Condor updates an espionage classic for a contemporary audience, and in “What Loneliness” delivers a compelling spy thriller with lots of potential.

This review contains spoilers for the Condor premiere episode, “What Loneliness”.


Okay, let me get this straight. First, in 1974, was the novel Six Days of the Condor, by James Grady. Then, in 1975, was the movie by Sydney Pollack, titled Three Days of the Condor. Three days were presumably lost in translation. And now, in 2018 and airing on Audience, is Condor, which doesn’t specify the length of time we have to endure the Condor at all. Perhaps the show’s creators, Todd Katzberg and Jason Smilovic, wanted to leave plenty of room for a Condor of indeterminate length.
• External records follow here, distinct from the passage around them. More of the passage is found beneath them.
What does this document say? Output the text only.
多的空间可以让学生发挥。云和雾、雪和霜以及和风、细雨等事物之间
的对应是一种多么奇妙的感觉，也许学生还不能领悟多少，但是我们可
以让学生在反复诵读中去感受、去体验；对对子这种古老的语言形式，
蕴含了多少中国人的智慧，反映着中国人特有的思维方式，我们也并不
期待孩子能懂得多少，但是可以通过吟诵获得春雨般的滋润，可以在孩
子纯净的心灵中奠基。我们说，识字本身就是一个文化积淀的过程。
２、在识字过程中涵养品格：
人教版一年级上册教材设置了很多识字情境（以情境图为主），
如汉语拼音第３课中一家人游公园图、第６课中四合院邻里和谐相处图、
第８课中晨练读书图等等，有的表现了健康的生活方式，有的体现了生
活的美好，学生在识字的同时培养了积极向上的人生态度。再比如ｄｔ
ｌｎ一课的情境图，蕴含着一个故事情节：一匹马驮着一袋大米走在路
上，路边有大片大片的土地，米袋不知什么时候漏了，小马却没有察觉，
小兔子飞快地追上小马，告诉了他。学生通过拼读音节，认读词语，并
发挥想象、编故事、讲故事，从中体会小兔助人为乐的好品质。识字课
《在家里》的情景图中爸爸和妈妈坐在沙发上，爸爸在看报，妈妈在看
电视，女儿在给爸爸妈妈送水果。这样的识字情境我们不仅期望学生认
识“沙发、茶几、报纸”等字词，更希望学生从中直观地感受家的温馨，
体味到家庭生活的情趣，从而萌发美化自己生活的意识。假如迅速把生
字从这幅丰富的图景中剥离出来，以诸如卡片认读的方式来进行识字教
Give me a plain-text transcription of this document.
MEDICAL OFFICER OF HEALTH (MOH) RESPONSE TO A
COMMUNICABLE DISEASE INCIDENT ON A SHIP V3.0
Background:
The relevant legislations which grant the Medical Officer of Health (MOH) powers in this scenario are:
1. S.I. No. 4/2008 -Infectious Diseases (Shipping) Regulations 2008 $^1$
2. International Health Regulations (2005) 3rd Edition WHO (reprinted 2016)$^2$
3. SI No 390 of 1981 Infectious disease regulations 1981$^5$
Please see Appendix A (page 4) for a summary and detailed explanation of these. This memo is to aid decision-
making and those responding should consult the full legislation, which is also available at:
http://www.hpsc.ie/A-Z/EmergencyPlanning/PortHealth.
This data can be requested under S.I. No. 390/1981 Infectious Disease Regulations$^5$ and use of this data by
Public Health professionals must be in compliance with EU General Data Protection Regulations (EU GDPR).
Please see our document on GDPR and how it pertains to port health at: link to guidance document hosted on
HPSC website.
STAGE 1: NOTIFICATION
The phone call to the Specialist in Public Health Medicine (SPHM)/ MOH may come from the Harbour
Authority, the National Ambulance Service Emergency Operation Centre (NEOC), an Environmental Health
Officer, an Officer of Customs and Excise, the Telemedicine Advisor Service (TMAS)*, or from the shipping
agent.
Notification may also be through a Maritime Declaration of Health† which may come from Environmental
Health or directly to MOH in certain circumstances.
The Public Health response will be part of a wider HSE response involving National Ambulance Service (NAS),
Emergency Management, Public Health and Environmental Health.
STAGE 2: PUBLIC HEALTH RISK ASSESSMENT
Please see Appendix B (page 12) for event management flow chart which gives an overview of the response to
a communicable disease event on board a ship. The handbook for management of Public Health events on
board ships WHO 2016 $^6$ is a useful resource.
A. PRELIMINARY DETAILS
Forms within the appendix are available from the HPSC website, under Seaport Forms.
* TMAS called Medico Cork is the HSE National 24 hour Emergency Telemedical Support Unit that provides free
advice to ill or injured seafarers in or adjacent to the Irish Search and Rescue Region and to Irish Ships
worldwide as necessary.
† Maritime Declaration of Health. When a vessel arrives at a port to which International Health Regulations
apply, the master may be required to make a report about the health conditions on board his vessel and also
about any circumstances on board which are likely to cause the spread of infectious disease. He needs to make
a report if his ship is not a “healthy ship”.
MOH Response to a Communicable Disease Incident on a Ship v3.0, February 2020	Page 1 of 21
It’s an adaptation of an adaptation, then; in this version, the hero is Joe Turner (Max Irons, son of Jeremy and Sinead Cusack, a half-Englishman-half-Irishman playing an American), an idealistic tech-bro working for a low-key branch of the CIA that writes code and other such toys that are designed to sniff out terrorists abroad. One of them, written by Turner himself, is an algorithm built to assess the employees of potential terror targets in Middle Eastern hotbeds.

At the start of the Condor premiere, “What Loneliness”, Turner is informed that not only is his brainchild suddenly in use by the American government, but the surveilling eye has been turned on the U.S. itself. It flags a Saudi-born American as being 12% terrorist, so when he detours on his way to work at a football stadium in order to pick up a mysterious package, Turner is summoned before the bigwigs to make a decision: Kill this guy who has an 88% chance of being completely innocent, or leave him alone and potentially allow the deaths of 80,000 American souls via a weaponised plague.

Present at this meeting is Joe’s mentor and uncle, Bob Partridge (William Hurt), and the deputy director (Bob Balaban) of the CIA, both of whom would rather shoot first and ask questions later. This, needless to say, does not mesh well with Turner’s beliefs about civil liberties. Long story short, he wants no part in the fiasco. Turns out the guy was a terrorist after all.

It also turns out, later, that the whole thing was a false-flag operation engineered for geopolitical sway and financial gain, in a scheme that involves Brendan Fraser as an impeccable mild-mannered Company stooge. When Turner’s division discovers this, they’re marked for liquidation, and Turner only narrowly escapes the hit squad and takes shelter at the home of the Tinder date he walked home the previous evening. (Another long story.)

This is all way better than I’m making it sound. Irons is believably green in the lead role, and he’s surrounded by game talent. The core story is a classic paranoia-fuelled espionage thriller, but it has been reliably updated here, tuned into contemporary anxieties and moving a brisk enough pace that you never bother to stop and ask questions about the plot, which has clearly had its gears greased in order to smooth things along.

We’re only one episode into a ten-episode season, so it’s impossible to say yet whether Condor will soar, but thus far it has managed to take flight quickly and easily, gliding along on contemporary currents.  That it’s playing on a network only accessible to particular satellite subscribers will inevitably hurt it, but with the exact duration of the hero’s escape from a corrupt espionage establishment having been left open-ended, there’s every chance that Condor will get to take to the air more than once.